Namun saat berada di landasan terbang, sekumpulan pria berjas hitam mencoba mengejarku.

"Itu Tuan Putri! Tangkap dia!" Salah seorang pria tersebut memerintahkan pria berjas hitam lain di belakangnya untuk berlari. Tak lupa, seluruh petugas kepolisian baik yang di bandara maupun polisi lalu lintas biasa juga ikut mengejarku. Semoga saja tak ada pasukan khusus atau semacamnya. Aku bukan Jason Bourne.

Terus berlari dengan kaki kecilku tanpa mempedulikan ukuran dada besar yang terus memantul dan mengganggu pergerakanku, aku berlari hingga sampai di dalam pesawat, memberikan tiketku pada pramugari dan duduk di kursi kelas ekonomi. Saat para polisi dan pengawal kerajaan hampir menangkapku, pesawatku sudah mulai terbang pergi.

"HASTA LA VISTA, BABY! See you in Tokyo, bastards!" Sahutku dari dalam pesawat.

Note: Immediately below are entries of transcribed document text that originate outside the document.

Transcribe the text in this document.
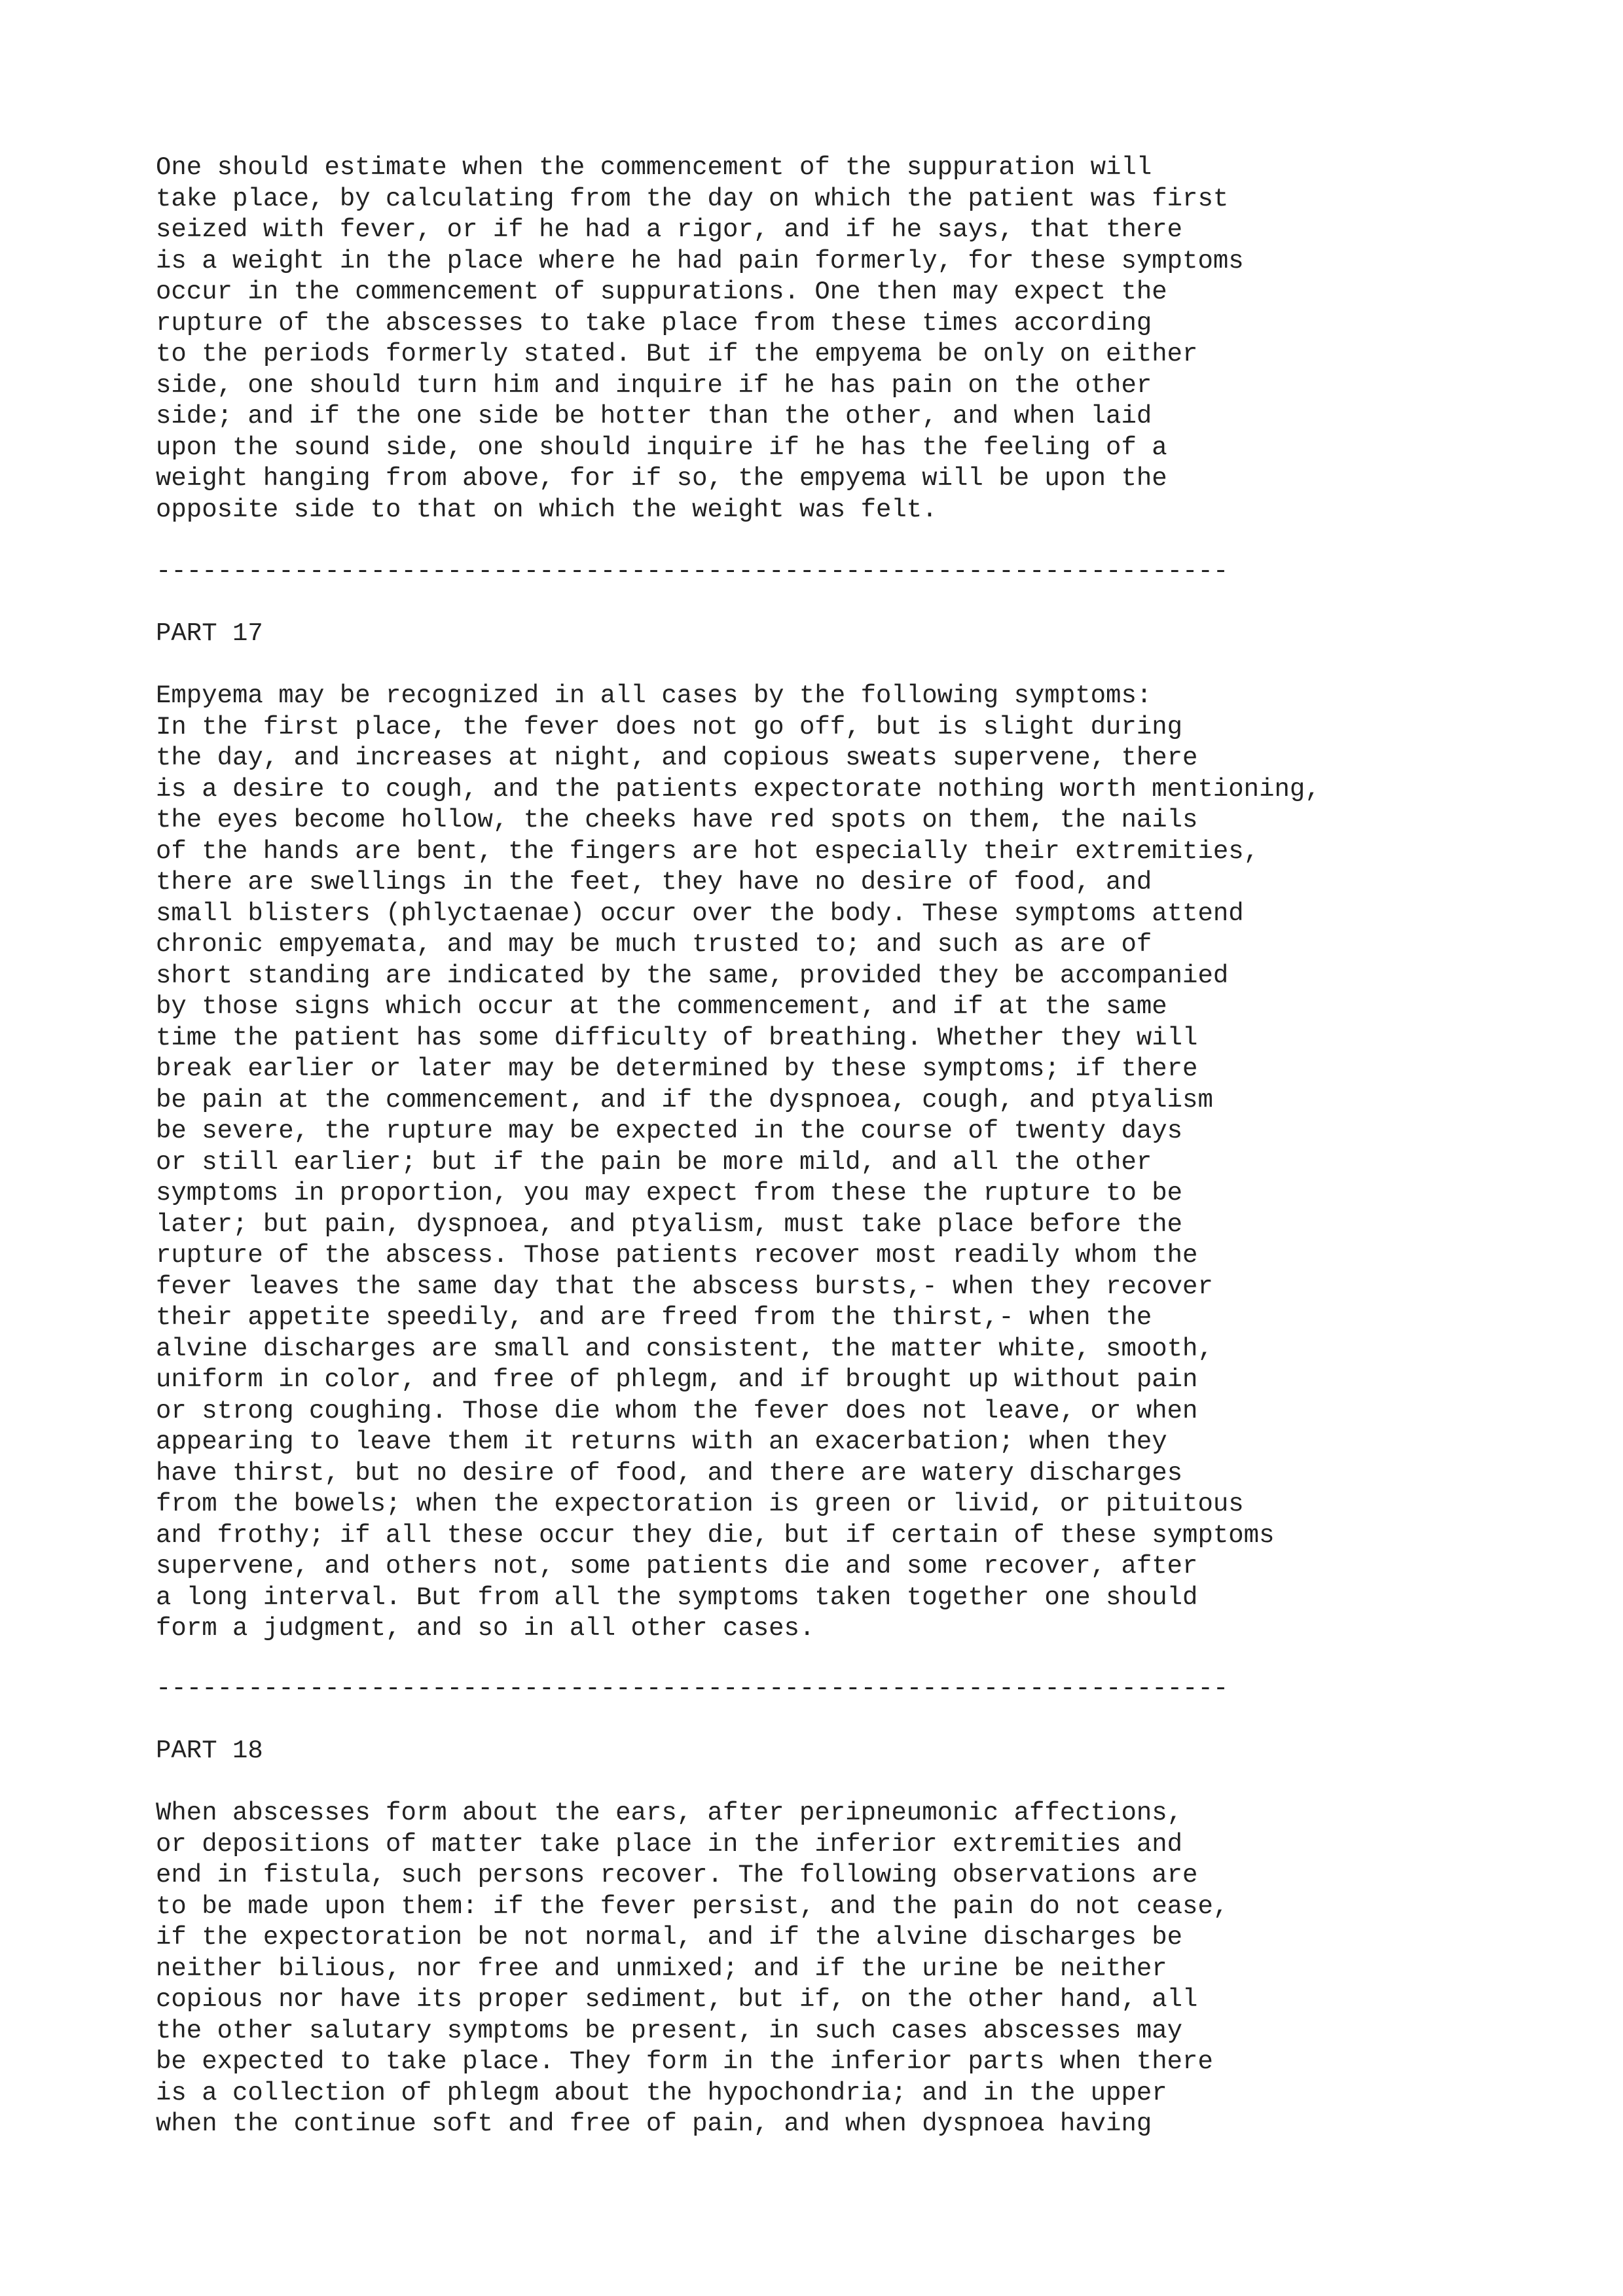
One should estimate when the commencement of the suppuration will
take place, by calculating from the day on which the patient was first
seized with fever, or if he had a rigor, and if he says, that there
is a weight in the place where he had pain formerly, for these symptoms
occur in the commencement of suppurations. One then may expect the
rupture of the abscesses to take place from these times according
to the periods formerly stated. But if the empyema be only on either
side, one should turn him and inquire if he has pain on the other
side; and if the one side be hotter than the other, and when laid
upon the sound side, one should inquire if he has the feeling of a
weight hanging from above, for if so, the empyema will be upon the
opposite side to that on which the weight was felt.
----------------------------------------------------------------------
PART 17
Empyema may be recognized in all cases by the following symptoms:
In the first place, the fever does not go off, but is slight during
the day, and increases at night, and copious sweats supervene, there
is a desire to cough, and the patients expectorate nothing worth mentioning,
the eyes become hollow, the cheeks have red spots on them, the nails
of the hands are bent, the fingers are hot especially their extremities,
there are swellings in the feet, they have no desire of food, and
small blisters (phlyctaenae) occur over the body. These symptoms attend
chronic empyemata, and may be much trusted to; and such as are of
short standing are indicated by the same, provided they be accompanied
by those signs which occur at the commencement, and if at the same
time the patient has some difficulty of breathing. Whether they will
break earlier or later may be determined by these symptoms; if there
be pain at the commencement, and if the dyspnoea, cough, and ptyalism
be severe, the rupture may be expected in the course of twenty days
or still earlier; but if the pain be more mild, and all the other
symptoms in proportion, you may expect from these the rupture to be
later; but pain, dyspnoea, and ptyalism, must take place before the
rupture of the abscess. Those patients recover most readily whom the
fever leaves the same day that the abscess bursts,- when they recover
their appetite speedily, and are freed from the thirst,- when the
alvine discharges are small and consistent, the matter white, smooth,
uniform in color, and free of phlegm, and if brought up without pain
or strong coughing. Those die whom the fever does not leave, or when
appearing to leave them it returns with an exacerbation; when they
have thirst, but no desire of food, and there are watery discharges
from the bowels; when the expectoration is green or livid, or pituitous
and frothy; if all these occur they die, but if certain of these symptoms
supervene, and others not, some patients die and some recover, after
a long interval. But from all the symptoms taken together one should
form a judgment, and so in all other cases.
----------------------------------------------------------------------
PART 18
When abscesses form about the ears, after peripneumonic affections,
or depositions of matter take place in the inferior extremities and
end in fistula, such persons recover. The following observations are
to be made upon them: if the fever persist, and the pain do not cease,
if the expectoration be not normal, and if the alvine discharges be
neither bilious, nor free and unmixed; and if the urine be neither
copious nor have its proper sediment, but if, on the other hand, all
the other salutary symptoms be present, in such cases abscesses may
be expected to take place. They form in the inferior parts when there
is a collection of phlegm about the hypochondria; and in the upper
when the continue soft and free of pain, and when dyspnoea having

Aku merindukan pompa adrenalin yang telah lama tak tersebar di dalam tubuhku. Untuk pertama kalinya-dari semua ketegangan aksi pengejaran itu, aku merasa hidup kembali.

Sementara itu...

"Susano'o, kau punya waktu?" Kata seorang lelaki rambut ponytail yang mengembang bersarungkan kain merah berkilau dan baju zirah mengilap di dada dan bahunya.

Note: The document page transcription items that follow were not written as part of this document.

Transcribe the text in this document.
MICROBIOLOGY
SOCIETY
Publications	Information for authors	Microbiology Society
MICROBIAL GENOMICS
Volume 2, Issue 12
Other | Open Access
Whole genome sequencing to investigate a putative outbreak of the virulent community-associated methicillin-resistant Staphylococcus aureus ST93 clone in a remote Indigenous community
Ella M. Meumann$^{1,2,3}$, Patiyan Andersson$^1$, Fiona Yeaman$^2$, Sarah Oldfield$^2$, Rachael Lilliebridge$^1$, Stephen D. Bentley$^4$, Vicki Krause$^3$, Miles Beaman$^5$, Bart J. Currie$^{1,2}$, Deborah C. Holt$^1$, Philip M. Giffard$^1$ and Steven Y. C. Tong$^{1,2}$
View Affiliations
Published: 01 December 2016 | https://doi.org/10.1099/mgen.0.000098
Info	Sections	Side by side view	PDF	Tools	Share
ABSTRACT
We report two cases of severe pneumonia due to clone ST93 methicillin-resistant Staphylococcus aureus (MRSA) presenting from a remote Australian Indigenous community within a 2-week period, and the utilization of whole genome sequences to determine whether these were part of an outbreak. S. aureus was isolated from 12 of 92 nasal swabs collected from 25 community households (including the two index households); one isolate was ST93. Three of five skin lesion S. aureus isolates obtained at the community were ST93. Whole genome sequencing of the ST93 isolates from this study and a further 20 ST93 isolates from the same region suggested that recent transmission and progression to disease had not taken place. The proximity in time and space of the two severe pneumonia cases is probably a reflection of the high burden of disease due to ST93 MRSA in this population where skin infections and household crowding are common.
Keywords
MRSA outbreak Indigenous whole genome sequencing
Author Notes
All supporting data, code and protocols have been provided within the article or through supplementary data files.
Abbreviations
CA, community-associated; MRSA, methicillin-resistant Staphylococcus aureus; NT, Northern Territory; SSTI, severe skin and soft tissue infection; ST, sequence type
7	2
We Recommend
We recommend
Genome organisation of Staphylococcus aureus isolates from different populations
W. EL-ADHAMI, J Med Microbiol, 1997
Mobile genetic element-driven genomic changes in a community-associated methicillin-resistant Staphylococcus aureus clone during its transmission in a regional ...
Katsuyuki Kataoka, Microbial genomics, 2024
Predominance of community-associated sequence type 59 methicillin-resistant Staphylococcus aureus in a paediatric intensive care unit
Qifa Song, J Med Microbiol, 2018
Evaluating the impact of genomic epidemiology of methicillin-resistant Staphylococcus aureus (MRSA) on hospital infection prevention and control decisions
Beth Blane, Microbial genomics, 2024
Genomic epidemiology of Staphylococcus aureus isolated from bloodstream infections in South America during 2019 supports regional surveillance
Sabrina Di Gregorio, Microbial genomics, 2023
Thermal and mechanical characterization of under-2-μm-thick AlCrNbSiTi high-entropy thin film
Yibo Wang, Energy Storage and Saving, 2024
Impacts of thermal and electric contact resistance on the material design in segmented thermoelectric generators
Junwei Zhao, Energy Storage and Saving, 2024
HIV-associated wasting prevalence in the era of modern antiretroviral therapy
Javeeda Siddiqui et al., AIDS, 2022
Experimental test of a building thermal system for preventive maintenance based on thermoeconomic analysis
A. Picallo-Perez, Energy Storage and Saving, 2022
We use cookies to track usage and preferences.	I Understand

"Ah, Bishamonten. Kau kesini untuk mengejekku lagi?" Sindir pria yang dipanggil Susano'o itu.

"Justru aku kesini untuk menawarkanmu kerja sama. Aku bisa memberimu jaminan posisi kembali ke langit. Kau benar, aku sudah lama tidak bekerja melawan roh jahat sejak penutupan Yomi." Jawab Bishamonten. "Dan tolong, paggil saja aku Bishamon."

"Baiklah, Bishamon." Susano'o melipat kedua tangannya."Aku mendengarkan."

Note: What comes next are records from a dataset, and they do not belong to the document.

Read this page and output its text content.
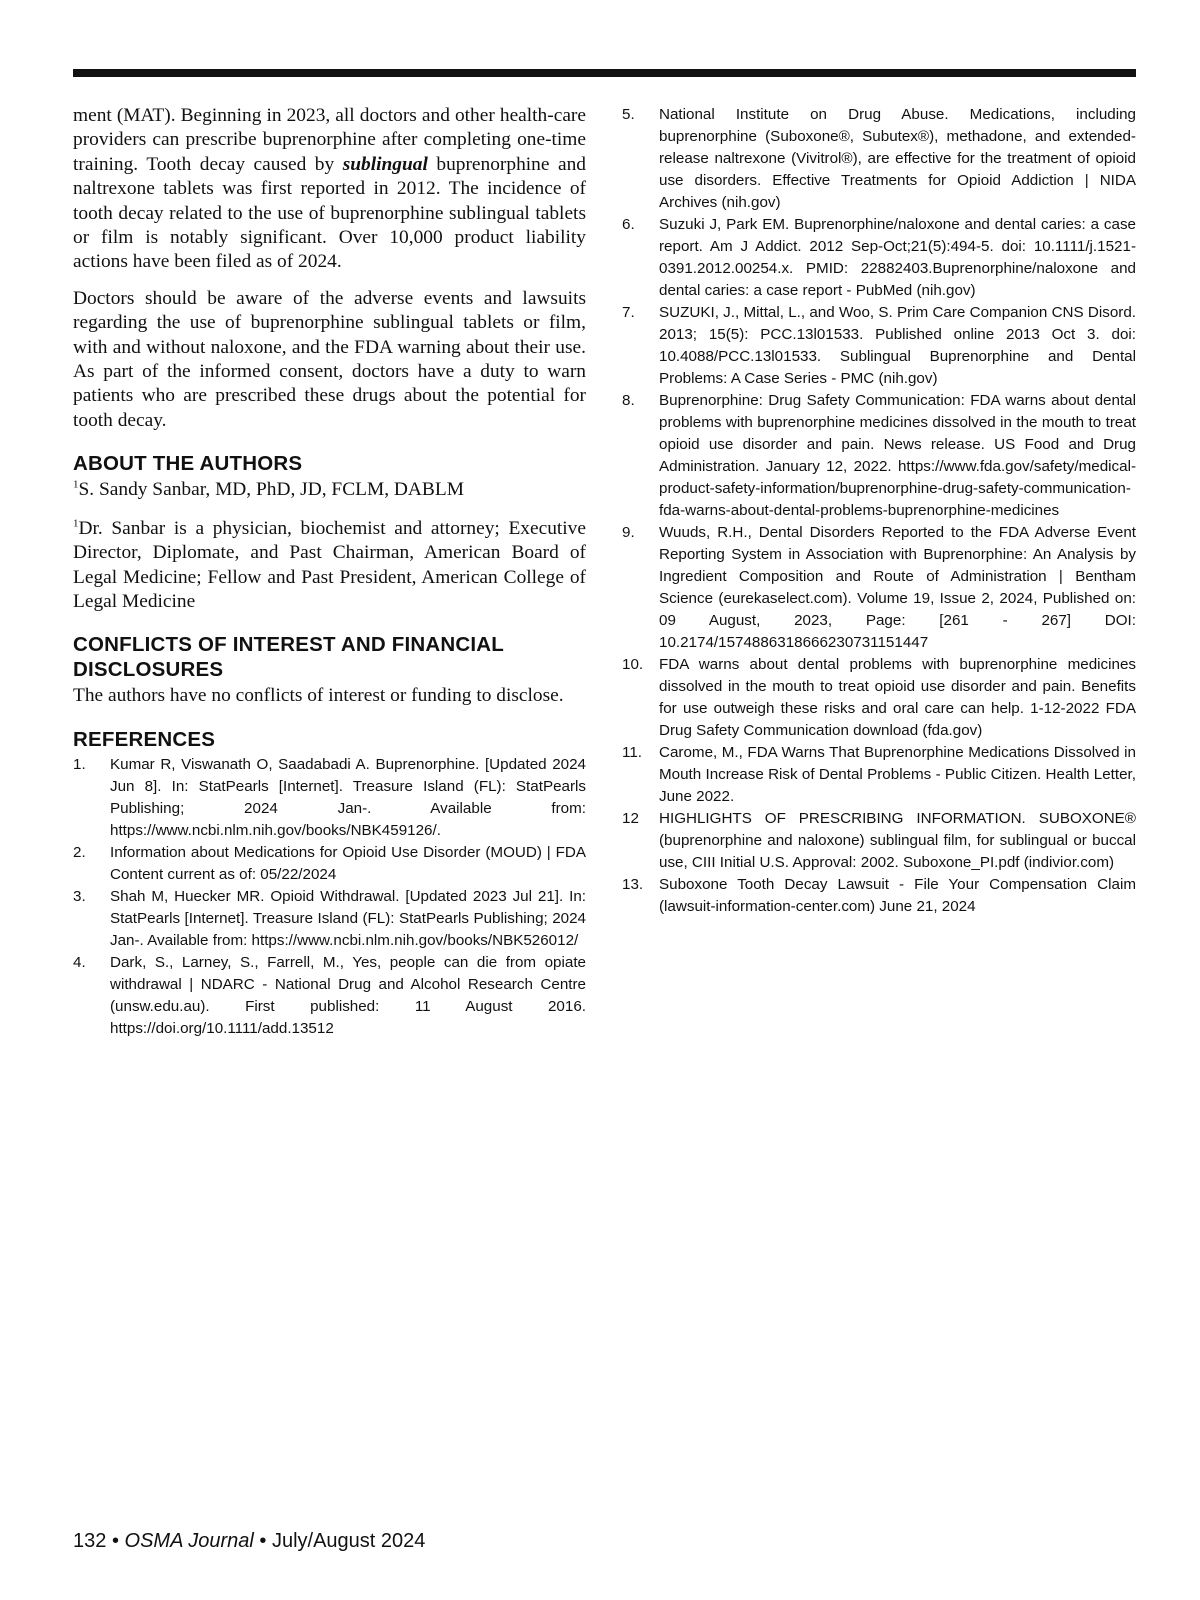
ment (MAT). Beginning in 2023, all doctors and other health-care providers can prescribe buprenorphine after completing one-time training. Tooth decay caused by sublingual buprenorphine and naltrexone tablets was first reported in 2012. The incidence of tooth decay related to the use of buprenorphine sublingual tablets or film is notably significant. Over 10,000 product liability actions have been filed as of 2024.

Doctors should be aware of the adverse events and lawsuits regarding the use of buprenorphine sublingual tablets or film, with and without naloxone, and the FDA warning about their use. As part of the informed consent, doctors have a duty to warn patients who are prescribed these drugs about the potential for tooth decay.

ABOUT THE AUTHORS

$^1$S. Sandy Sanbar, MD, PhD, JD, FCLM, DABLM

$^1$Dr. Sanbar is a physician, biochemist and attorney; Executive Director, Diplomate, and Past Chairman, American Board of Legal Medicine; Fellow and Past President, American College of Legal Medicine

CONFLICTS OF INTEREST AND FINANCIAL DISCLOSURES

The authors have no conflicts of interest or funding to disclose.

REFERENCES
1. Kumar R, Viswanath O, Saadabadi A. Buprenorphine. [Updated 2024 Jun 8]. In: StatPearls [Internet]. Treasure Island (FL): StatPearls Publishing; 2024 Jan-. Available from: https://www.ncbi.nlm.nih.gov/books/NBK459126/.
2. Information about Medications for Opioid Use Disorder (MOUD) | FDA Content current as of: 05/22/2024
3. Shah M, Huecker MR. Opioid Withdrawal. [Updated 2023 Jul 21]. In: StatPearls [Internet]. Treasure Island (FL): StatPearls Publishing; 2024 Jan-. Available from: https://www.ncbi.nlm.nih.gov/books/NBK526012/
4. Dark, S., Larney, S., Farrell, M., Yes, people can die from opiate withdrawal | NDARC - National Drug and Alcohol Research Centre (unsw.edu.au). First published: 11 August 2016. https://doi.org/10.1111/add.13512
5. National Institute on Drug Abuse. Medications, including buprenorphine (Suboxone®, Subutex®), methadone, and extended-release naltrexone (Vivitrol®), are effective for the treatment of opioid use disorders. Effective Treatments for Opioid Addiction | NIDA Archives (nih.gov)
6. Suzuki J, Park EM. Buprenorphine/naloxone and dental caries: a case report. Am J Addict. 2012 Sep-Oct;21(5):494-5. doi: 10.1111/j.1521-0391.2012.00254.x. PMID: 22882403.Buprenorphine/naloxone and dental caries: a case report - PubMed (nih.gov)
7. SUZUKI, J., Mittal, L., and Woo, S. Prim Care Companion CNS Disord. 2013; 15(5): PCC.13l01533. Published online 2013 Oct 3. doi: 10.4088/PCC.13l01533. Sublingual Buprenorphine and Dental Problems: A Case Series - PMC (nih.gov)
8. Buprenorphine: Drug Safety Communication: FDA warns about dental problems with buprenorphine medicines dissolved in the mouth to treat opioid use disorder and pain. News release. US Food and Drug Administration. January 12, 2022. https://www.fda.gov/safety/medical-product-safety-information/buprenorphine-drug-safety-communication-fda-warns-about-dental-problems-buprenorphine-medicines
9. Wuuds, R.H., Dental Disorders Reported to the FDA Adverse Event Reporting System in Association with Buprenorphine: An Analysis by Ingredient Composition and Route of Administration | Bentham Science (eurekaselect.com). Volume 19, Issue 2, 2024, Published on: 09 August, 2023, Page: [261 - 267] DOI: 10.2174/1574886318666230731151447
10. FDA warns about dental problems with buprenorphine medicines dissolved in the mouth to treat opioid use disorder and pain. Benefits for use outweigh these risks and oral care can help. 1-12-2022 FDA Drug Safety Communication download (fda.gov)
11. Carome, M., FDA Warns That Buprenorphine Medications Dissolved in Mouth Increase Risk of Dental Problems - Public Citizen. Health Letter, June 2022.
12 HIGHLIGHTS OF PRESCRIBING INFORMATION. SUBOXONE® (buprenorphine and naloxone) sublingual film, for sublingual or buccal use, CIII Initial U.S. Approval: 2002. Suboxone_PI.pdf (indivior.com)
13. Suboxone Tooth Decay Lawsuit - File Your Compensation Claim (lawsuit-information-center.com) June 21, 2024
132 • OSMA Journal • July/August 2024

"Malam ini adalah kemunculan Bulan Berdarah dan longgarnya gerbang Yomi. Aku akan melepaskan roh jahat untuk kumasukkan dalam tubuh manusia dan setiap mesin hingga setiap robot yang ada di Jepang. Tugasmu adalah memastikan Bulan Berdarah terus berlangsung dan jangan biarkan Tsukuyomi ataupun Amaterasu mengetahui apa yang terjadi disini."

"Petir dan badai adalah keahlianku, Kawan." Susano'o mengacungkan jempolnya. "Tapi, bagaimana dengan ramalan itu? Kau tahu, tentang seorang wanita darah biru yang akan melawan roh jahat dan menutup gerbang Yomi?"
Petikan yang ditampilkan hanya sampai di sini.